A third federal investigation into the Bridgegate scandal may be ramping up. Last month, the U. S. Senate Commerce, Science and Transportation Committee got suspicious enough about the lane closures on the George Washington Bridge to write a "what the hell is going on here?" letter to the Port Authority. Late yesterday, the Port Authority submitted answers to a blizzard of questions posed by committee chairman Jay Rockefeller.
Rockefeller wants to know what oversight the Board of Commissioners of the Port Authority exercised regarding the lane closures, which clogged Fort Lee streets Sept. 9-13, and led to the resignation or firing of at least three officials close to Gov. Chris Christie inside the agency and the governor's office.
Rockefeller wrote in a Dec. 17 letter to Port Authority Chairman David Samson and Vice Chairman Scott Rechler that his committee has oversight authority over the bi-state agency, which was chartered by Congress in 1921, and he was concerned that the closures might have threatened safety and impeded interstate commerce.

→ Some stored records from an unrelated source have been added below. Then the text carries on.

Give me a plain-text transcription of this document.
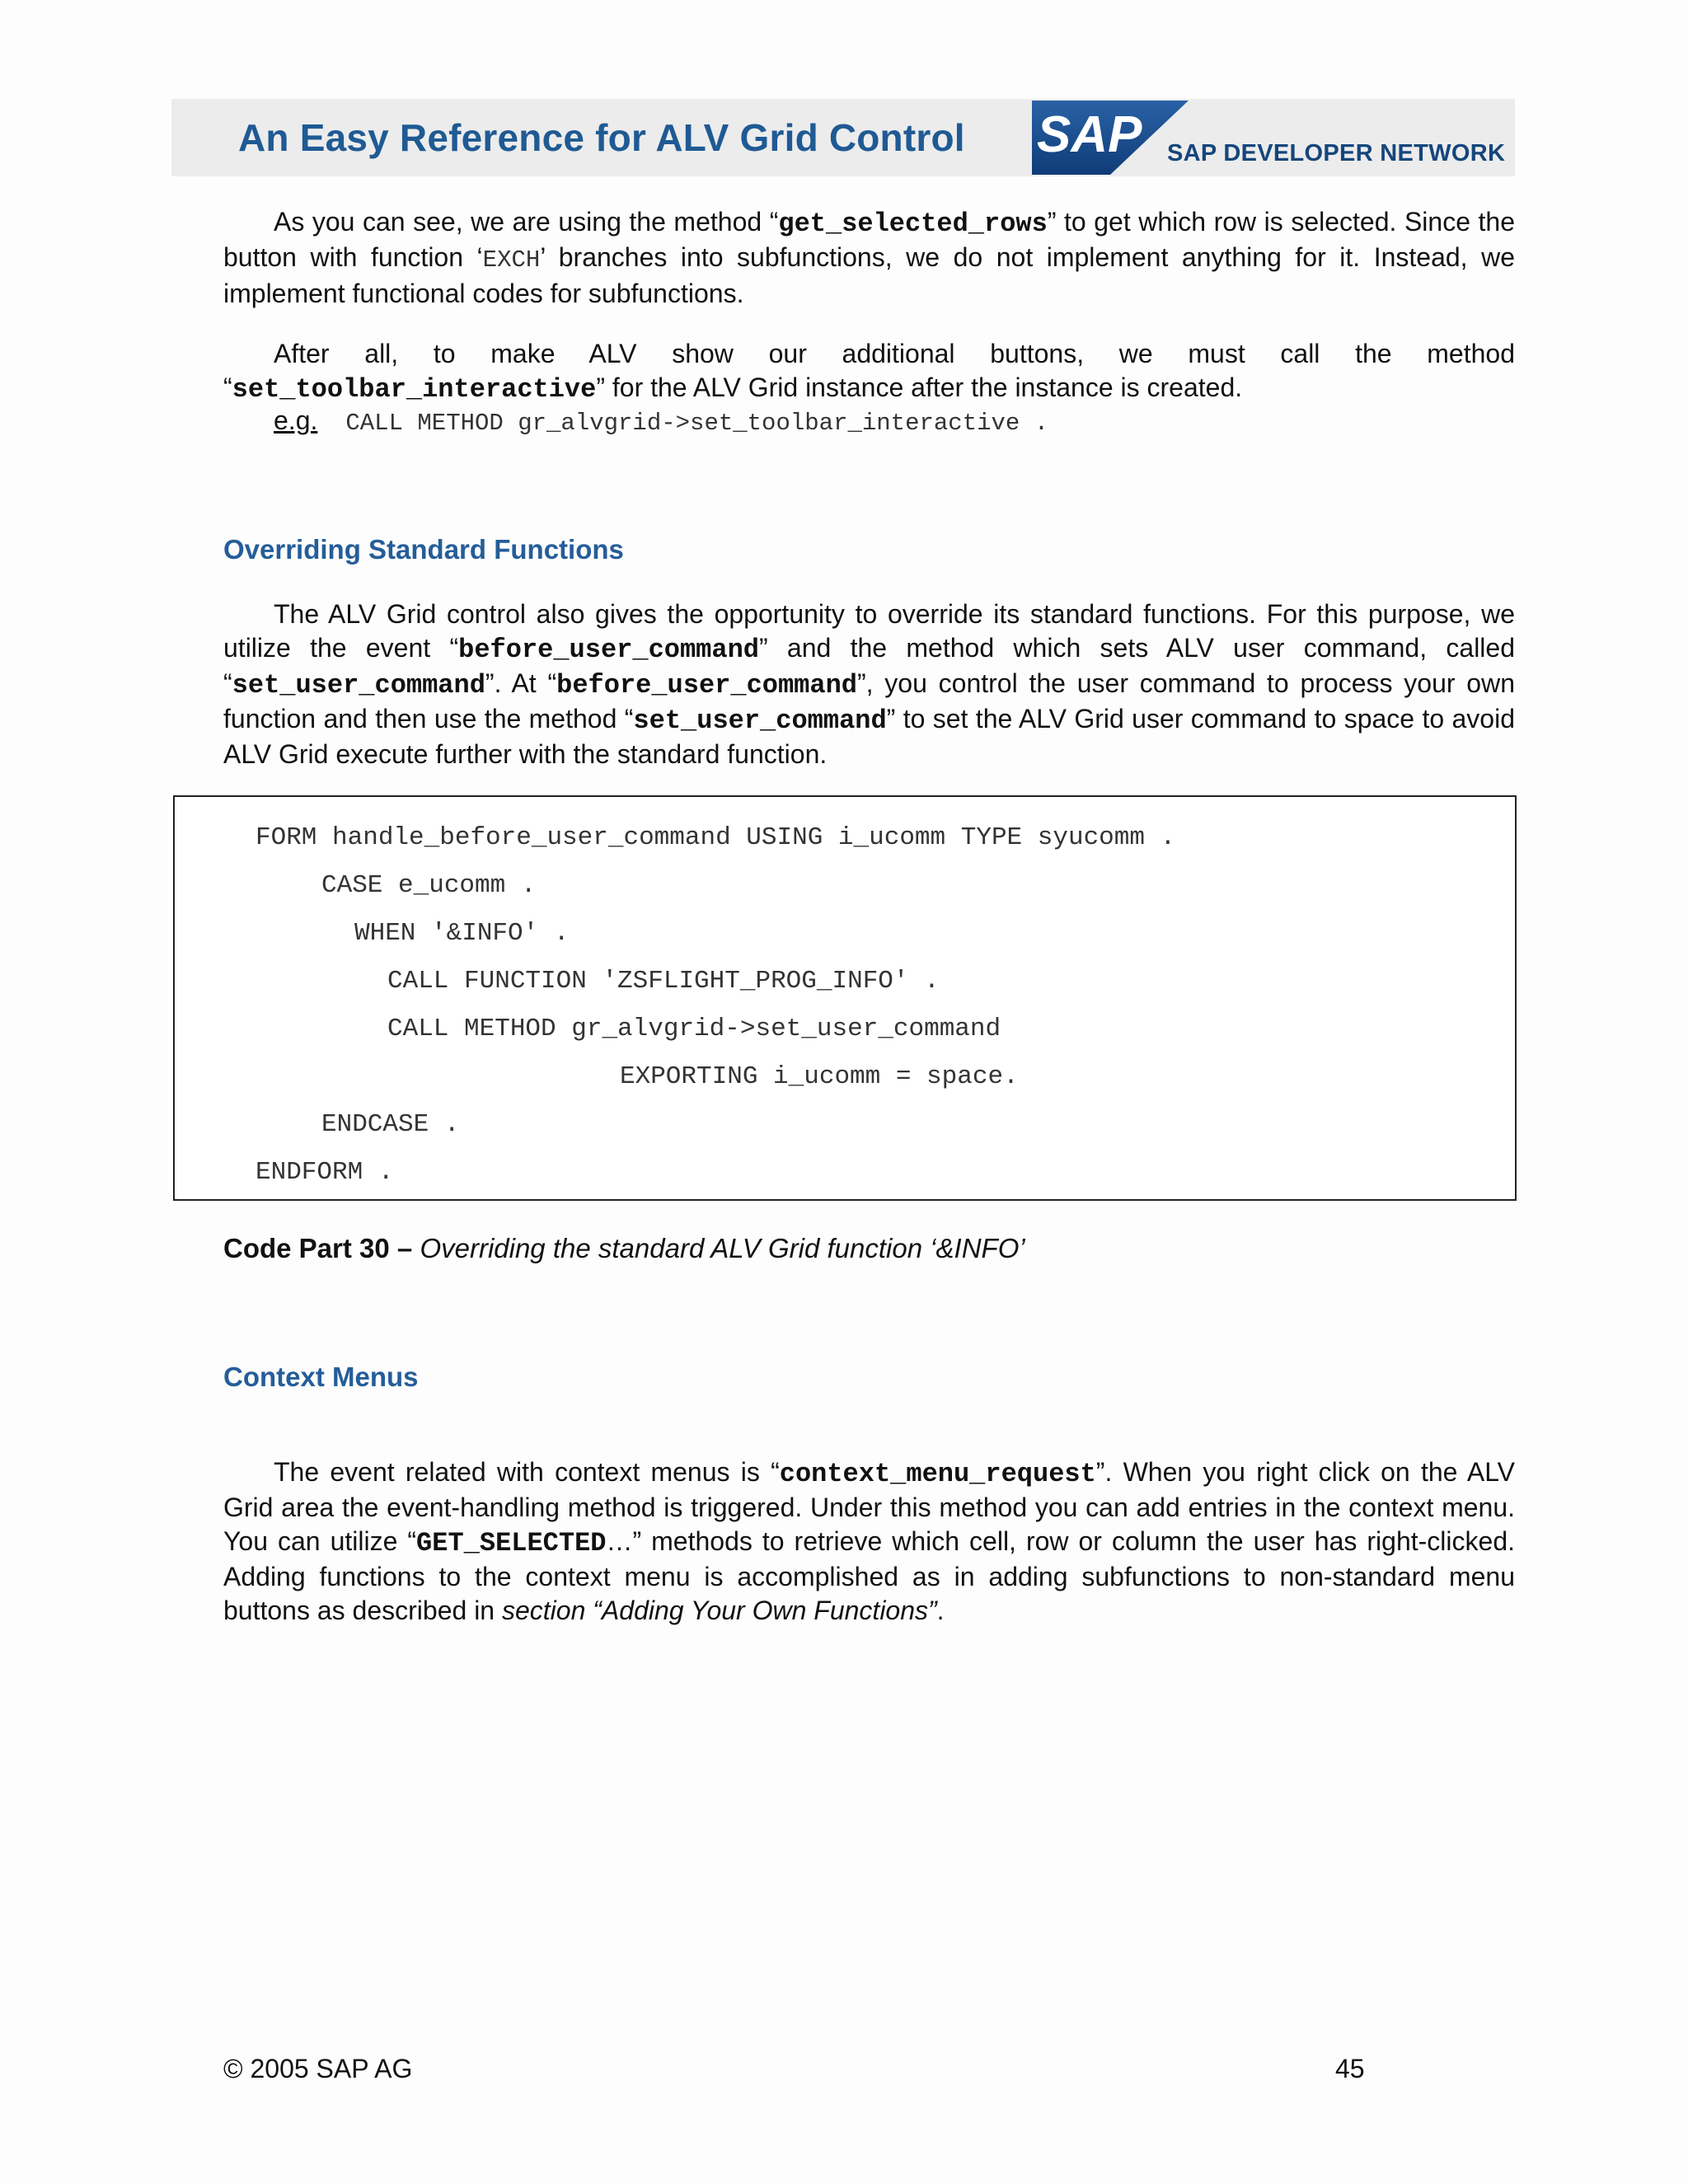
An Easy Reference for ALV Grid Control SAP SAP DEVELOPER NETWORK

As you can see, we are using the method “get_selected_rows” to get which row is selected. Since the button with function ‘EXCH’ branches into subfunctions, we do not implement anything for it. Instead, we implement functional codes for subfunctions.

After all, to make ALV show our additional buttons, we must call the method “set_toolbar_interactive” for the ALV Grid instance after the instance is created.

e.g. CALL METHOD gr_alvgrid->set_toolbar_interactive .
Overriding Standard Functions

The ALV Grid control also gives the opportunity to override its standard functions. For this purpose, we utilize the event “before_user_command” and the method which sets ALV user command, called “set_user_command”. At “before_user_command”, you control the user command to process your own function and then use the method “set_user_command” to set the ALV Grid user command to space to avoid ALV Grid execute further with the standard function.

FORM handle_before_user_command USING i_ucomm TYPE syucomm .
CASE e_ucomm .
WHEN '&INFO' .
CALL FUNCTION 'ZSFLIGHT_PROG_INFO' .
CALL METHOD gr_alvgrid->set_user_command
EXPORTING i_ucomm = space.
ENDCASE .
ENDFORM .
Code Part 30 – Overriding the standard ALV Grid function ‘&INFO’
Context Menus

The event related with context menus is “context_menu_request”. When you right click on the ALV Grid area the event-handling method is triggered. Under this method you can add entries in the context menu. You can utilize “GET_SELECTED…” methods to retrieve which cell, row or column the user has right-clicked. Adding functions to the context menu is accomplished as in adding subfunctions to non-standard menu buttons as described in section “Adding Your Own Functions”.

© 2005 SAP AG	45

Specifically, Rockefeller has asked for details involving: the agency's standard process for conducting lane closures and/or traffic studies, including assessment of their impact and notification of the public and emergency responders; how the two states share information about closures and other operations; what process was followed in this particular case; what prompted the closures and was there ever a traffic study?
Rockefeller also wanted to know who approved Baroni's Nov. 25 testimony to a state Assembly panel asserting the closures were linked to a traffic study; did the board of commissioners review his testimony; and were any concerns raised?
He also asked what the board is doing in response to testimony that staff members complied with closure orders they knew to be highly irregular because they feared for their jobs?
Read Rockefeller's letter
here. It's one ugly letter. Rockefeller was very concerned about what appeared to be evidence of "political appointees abusing their power to hamper interstate commerce and safety without public notice." He also wrote that based on a review of recent committee testimony, there was no evidence of a traffic study. One of the questions Rockefeller posed is very telling. It asks, in no uncertain terms, whether a traffic study had even been planned.
For those of you keeping score, this makes three federal investigations into this affair, along with separate investigations by the FBI and the U. S. Attorney for New Jersey. And we may be getting a fourth--Rockefeller has also asked the federal Department of Transportation to look into the matter.
Looks like Christie is about to be on the receiving end of the same thing that he administered to targets of investigations he launched as a federal prosecutor--a slow-motion strangulation.